Ao operar todas essas maravilhas, ele dirá: Senhor, é ao vosso nome que toda a glória é devida, porque fostes humilhado para elevar o homem; não fizestes mais do que voar ligeiramente diante dele, como a águia voa diante dos seus Filhotes para ensiná-los a voar e a exercer as suas forças, e quisestes que ele se tornasse, através de vossos ensinamentos, tão grande como deveria ter sido, se não tivesse abandonado o antigo posto que havíeis confiado a ele. Quisestes operar diante do homem em vosso estado de rebaixamento e de humilhação, a fim de que, seguindo fielmente o vosso exemplo e os vossos mandamentos, ele pudesse chegar a operar em vossa glória, e é por isso que prometeu a vós que faria coisas maiores do que vós. Mas por maiores que sejam as obras que realizará, não poderá deixar de celebrar ainda mais os vossos louvores, pois fostes vós que o regenerastes, e só por vós ele adquiriu o poder de operar em vós.

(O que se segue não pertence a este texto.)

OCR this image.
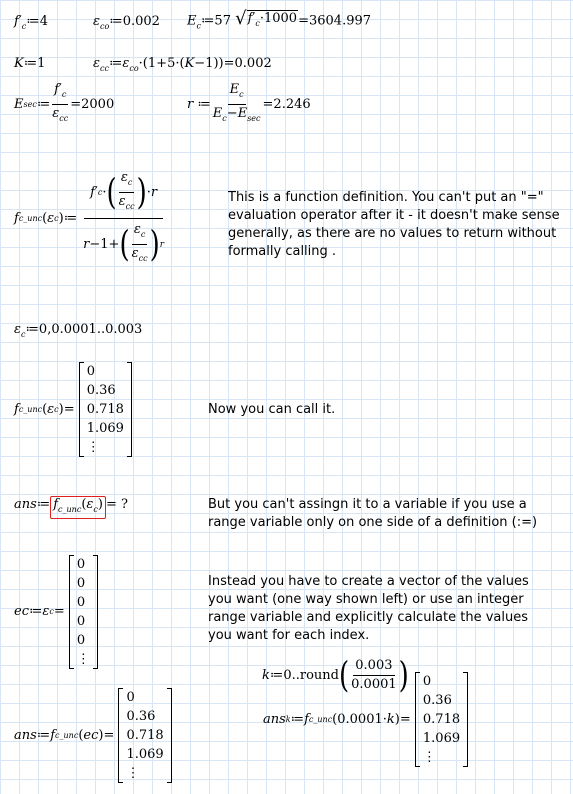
$f'_c≔4$	$\varepsilon_{co}≔0.002$ $E_c≔57$ √ $f'_c\cdot 1000 =3604.997$
K≔1	$\varepsilon_{cc}≔\varepsilon_{co}\cdot(1+5\cdot(K-1))=0.002$
E sec ≔ $\frac{f'_c}{\varepsilon_{cc}} = 2000$	r ≔ $\frac{E_c}{E_c-E_{sec}} = 2.246$
f c_unc ( ε c )≔ $\frac{f ' c \cdot ( \frac{\varepsilon_c}{\varepsilon_{cc}} ) \cdot r}{r - 1 + ( \frac{\varepsilon_c}{\varepsilon_{cc}} ) r}$	This is a function definition. You can't put an "=" evaluation operator after it - it doesn't make sense generally, as there are no values to return without formally calling .
$\varepsilon_c≔0,0.0001..0.003$
f c_unc ( ε c )=
0
0.36
0.718
1.069
⋮
Now you can call it.
ans≔ $f_{c\_unc}(\varepsilon_c)$ = ?	But you can't assingn it to a variable if you use a range variable only on one side of a definition (:=)
ec ≔ ε c =
0
0
0
0
0
⋮
Instead you have to create a vector of the values you want (one way shown left) or use an integer range variable and explicitly calculate the values you want for each index.
ans ≔ f c_unc ( ec )=
0
0.36
0.718
1.069
⋮
k ≔ 0 .. round ( $\frac{0.003}{0.0001}$ )
ans k ≔ f c_unc ( 0.0001 · k )=
0
0.36
0.718
1.069
⋮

Esse foi o espírito de sabedoria e de humildade que ditou a resposta do salvador a sua mãe, quando ela lhe disse: Eles não tem vinho nenhum. Porque, ao responder a ela: Mulher o que há de comum entre mim e vós? A minha hora ainda não chegou, ele contemplava o grande poder pelo qual deveria um dia abrir a fonte das águas vivas no céu e ver o fruto novo da vinha do reino do seu Pai. Mas como os homens não estão ainda preparados a partilhar divinamente esses benefícios, visto que ainda se encontram sob o jugo das aparências, ele declara que a sua hora ainda não chegou e limita-se a deixar que sua ação opere, perante eles, sobre as substâncias elementares. Operação suficientemente tocante para enchê-los de assombro e de respeito pelo seu autor, enquanto que a sublime operação divina da qual ela é a imagem escapou dos seus olhares e tornou-se totalmente inútil para eles.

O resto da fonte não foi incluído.